2012-03-01 13:47:58

Vatikan/Syrien: „Politischer Wechsel allein genügt nicht“


RealAudioMP3 Auf der Sitzung des UNO-Menschenrechtsrates in Genf hat der Heilige Stuhl für die Einrichtung einer humanitären Hilfsbrücke nach Syrien gedrängt. Während das Assad- Regime im Land weiter massiv gegen die Opposition vorging, forderte die Mehrheit der 47 Mitgliedsstaaten Damaskus in einem Resolutionsentwurf dazu auf, zumindest den Hilfsorganisationen Zugang zur Bevölkerung im Land zu gewähren. Der Vatikan-Beobachter bei den Vereinten Nationen in Genf, Erzbischof Silvano Maria Tomasi, brachte in die Sitzung des Menschenrechtsrates den Appell Papst Benedikts ein. Er fasst im Interview mit Radio Vatikan zusammen:
„Der Heilige Stuhl hat sich in Genf für humanitäre Lösungen ausgesprochen und seine Sorge um die Opfer der Gewalt in Syrien zum Ausdruck gebracht. Wir rufen dringend dazu auf, die Gewalt zu stoppen und den Weg zu öffnen für Dialog, Versöhnung und eine ehrliche Suche nach Frieden. Wir haben in den letzten Jahrzehnten oft genug gesehen, dass Gewalt neue Gewalt hervorbringt. Und es ist nie zu spät, Gewaltanwendung zu unterbinden!
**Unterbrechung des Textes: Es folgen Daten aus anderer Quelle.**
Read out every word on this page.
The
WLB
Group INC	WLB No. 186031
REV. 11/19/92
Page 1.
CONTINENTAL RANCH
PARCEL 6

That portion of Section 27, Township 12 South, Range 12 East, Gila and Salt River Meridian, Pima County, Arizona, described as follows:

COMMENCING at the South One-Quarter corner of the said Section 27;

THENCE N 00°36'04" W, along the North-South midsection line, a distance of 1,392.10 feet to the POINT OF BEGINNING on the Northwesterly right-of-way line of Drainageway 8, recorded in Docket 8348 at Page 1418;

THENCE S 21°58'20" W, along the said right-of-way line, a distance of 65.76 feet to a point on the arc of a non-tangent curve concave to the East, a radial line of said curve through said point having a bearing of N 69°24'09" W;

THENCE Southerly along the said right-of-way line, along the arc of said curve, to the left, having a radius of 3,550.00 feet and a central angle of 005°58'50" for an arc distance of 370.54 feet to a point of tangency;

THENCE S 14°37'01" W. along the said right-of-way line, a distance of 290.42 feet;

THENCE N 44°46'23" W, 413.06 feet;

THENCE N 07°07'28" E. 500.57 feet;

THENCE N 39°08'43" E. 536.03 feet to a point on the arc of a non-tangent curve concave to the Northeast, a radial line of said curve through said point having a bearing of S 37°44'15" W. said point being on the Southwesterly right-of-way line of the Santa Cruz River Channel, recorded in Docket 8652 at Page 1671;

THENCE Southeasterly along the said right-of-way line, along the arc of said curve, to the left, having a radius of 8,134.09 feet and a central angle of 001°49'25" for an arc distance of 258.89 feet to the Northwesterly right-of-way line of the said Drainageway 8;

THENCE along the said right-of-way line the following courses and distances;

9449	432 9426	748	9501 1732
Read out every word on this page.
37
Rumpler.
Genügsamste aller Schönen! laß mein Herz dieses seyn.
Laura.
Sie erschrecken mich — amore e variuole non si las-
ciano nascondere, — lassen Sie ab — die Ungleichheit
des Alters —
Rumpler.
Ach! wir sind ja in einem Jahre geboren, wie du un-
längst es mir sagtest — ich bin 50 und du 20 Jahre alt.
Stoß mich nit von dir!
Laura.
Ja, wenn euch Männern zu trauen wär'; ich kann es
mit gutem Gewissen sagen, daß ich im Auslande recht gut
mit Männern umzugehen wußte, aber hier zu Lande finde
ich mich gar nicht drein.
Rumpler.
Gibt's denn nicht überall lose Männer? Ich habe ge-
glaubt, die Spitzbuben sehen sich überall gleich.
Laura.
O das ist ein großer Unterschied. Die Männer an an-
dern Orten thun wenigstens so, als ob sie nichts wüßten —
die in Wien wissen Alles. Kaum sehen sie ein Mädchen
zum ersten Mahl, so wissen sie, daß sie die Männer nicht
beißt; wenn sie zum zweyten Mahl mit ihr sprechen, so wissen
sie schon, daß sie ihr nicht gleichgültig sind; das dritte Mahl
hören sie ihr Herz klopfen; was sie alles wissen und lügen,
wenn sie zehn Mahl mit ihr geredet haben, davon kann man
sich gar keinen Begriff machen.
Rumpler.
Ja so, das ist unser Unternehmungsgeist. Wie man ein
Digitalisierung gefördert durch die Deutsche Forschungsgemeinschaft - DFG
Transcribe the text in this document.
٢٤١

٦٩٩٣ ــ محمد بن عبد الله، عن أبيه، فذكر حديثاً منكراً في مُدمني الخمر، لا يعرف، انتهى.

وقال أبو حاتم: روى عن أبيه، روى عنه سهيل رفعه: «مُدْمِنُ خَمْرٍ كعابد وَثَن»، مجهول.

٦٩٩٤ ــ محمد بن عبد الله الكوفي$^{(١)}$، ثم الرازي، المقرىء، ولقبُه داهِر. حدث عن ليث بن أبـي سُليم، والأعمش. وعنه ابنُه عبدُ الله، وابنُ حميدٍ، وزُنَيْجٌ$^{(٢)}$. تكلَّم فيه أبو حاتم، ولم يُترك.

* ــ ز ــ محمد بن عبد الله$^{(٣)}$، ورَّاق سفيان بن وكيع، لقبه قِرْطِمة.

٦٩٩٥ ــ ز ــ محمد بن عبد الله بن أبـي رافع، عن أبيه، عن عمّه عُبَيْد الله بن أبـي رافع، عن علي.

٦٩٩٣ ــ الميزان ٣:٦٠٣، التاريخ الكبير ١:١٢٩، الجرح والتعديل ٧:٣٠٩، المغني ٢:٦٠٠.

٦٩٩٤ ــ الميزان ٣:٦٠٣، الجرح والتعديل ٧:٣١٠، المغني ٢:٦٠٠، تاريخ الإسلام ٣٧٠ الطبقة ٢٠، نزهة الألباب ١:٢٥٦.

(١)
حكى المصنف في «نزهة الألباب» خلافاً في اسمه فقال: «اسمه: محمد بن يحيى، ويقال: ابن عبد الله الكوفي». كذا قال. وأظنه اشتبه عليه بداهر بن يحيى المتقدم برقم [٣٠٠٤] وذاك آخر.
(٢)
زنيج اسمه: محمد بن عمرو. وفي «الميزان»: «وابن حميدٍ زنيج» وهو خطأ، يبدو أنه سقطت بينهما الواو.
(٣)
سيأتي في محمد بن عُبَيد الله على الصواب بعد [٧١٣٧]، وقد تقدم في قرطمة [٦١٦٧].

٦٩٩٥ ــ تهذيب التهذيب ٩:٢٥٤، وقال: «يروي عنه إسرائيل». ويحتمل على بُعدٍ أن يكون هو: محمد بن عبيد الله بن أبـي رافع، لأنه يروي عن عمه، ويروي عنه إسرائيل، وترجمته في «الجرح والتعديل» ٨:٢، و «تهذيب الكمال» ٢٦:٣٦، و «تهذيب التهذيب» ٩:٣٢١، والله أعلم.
Weiter fordern wir eine konkrete Möglichkeit, humanitäre Hilfen, Medizin und Ärzte zu den verletzten oder kranken Menschen in die Gegenden bringen zu können, die noch unter Beschuss sind, so etwa nach Homs.“
Der Heilige Stuhl habe in Genf auch seine Sorge um die Zukunft des interreligiösen Zusammenlebens in Syrien zum Ausdruck gebracht, berichtet Erzbischof Tomasi weiter. Das Land könne auf eine lange Tradition eines im Großen und Ganzen friedlichen Zusammenlebens zurückblicken. Man müsse mit allen gesellschaftlichen Gruppen und den religiösen Minderheiten – mit Sunniten, Schiiten, Alawiten, Kurden und Christen – nach einer Zukunft für Syrien suchen, erinnert der Vatikanvertreter. Sonst drohe ein Horror-Szenario für religiöse Minderheiten wie derzeit im Irak. Überhaupt dürfe man jetzt keine Schnellschüsse machen, warnt Tomasi, es brauche bedachte Lösungen mit Weitblick:„Ich denke, es wäre wirklich verantwortungslos, wenn man nur an eine schnelle politische Veränderung denken würde, ohne sich gleichzeitig eine alternative Führung des Landes vorzustellen und dabei eben auch die Beziehungen zwischen den gesellschaftlichen Gruppen in Syrien zu bedenken. Dabei muss es darum gehen, weiteres Blutvergießen zu verhindern und ebenso Flüchtlingsströme, für die die internationale Gemeinschaft dann Verantwortung übernehmen müsste.“Im Vergleich zu anderen Ländern des so genannten „Arabischen Frühlings“ sei die Lage in Syrien weitaus komplizierter, fügt der Erzbischof an. Die ganze Region sei politisch und kulturell ein delikates Gefüge; eine Eskalation in Syrien würde das interne Gleichgewicht des ganzen Nahen Ostens in Bewegung bringen. Das Regime in Syrien begehe in den Augen der Internationalen Gemeinschaft "systematische Menschenrechtsverletzungen". Doch auch wenn der Wille zu einem „klaren Signal“ an die syrischen Autoritäten stark sei – die tatsächlichen Eingriffsmöglichkeiten der Staatengemeinschaft seien sehr beschränkt, gibt Tomasi zu bedenken:„Es scheint in dieser Situation weder ein humanitärer noch ein militärischen Eingriff möglich, wie er in anderen Ländern durchgeführt wurde. Man muss deshalb den Weg der Überzeugung und der Versöhnung suchen und daran erinnern, die Konsequenzen der Krise auf die Zukunft nicht zu ignorieren. Die Internationale Gemeinschaft sollte weiter über gerichtliche und gesetzliche Wege die Verantwortung für diejenigen einfordern, die leiden.“
Der Vatikan hat eine Hoffnung auf ein Einlenken des syrischen Regimes nicht aufgegeben, so könnte man den Erzbischof hier verstehen.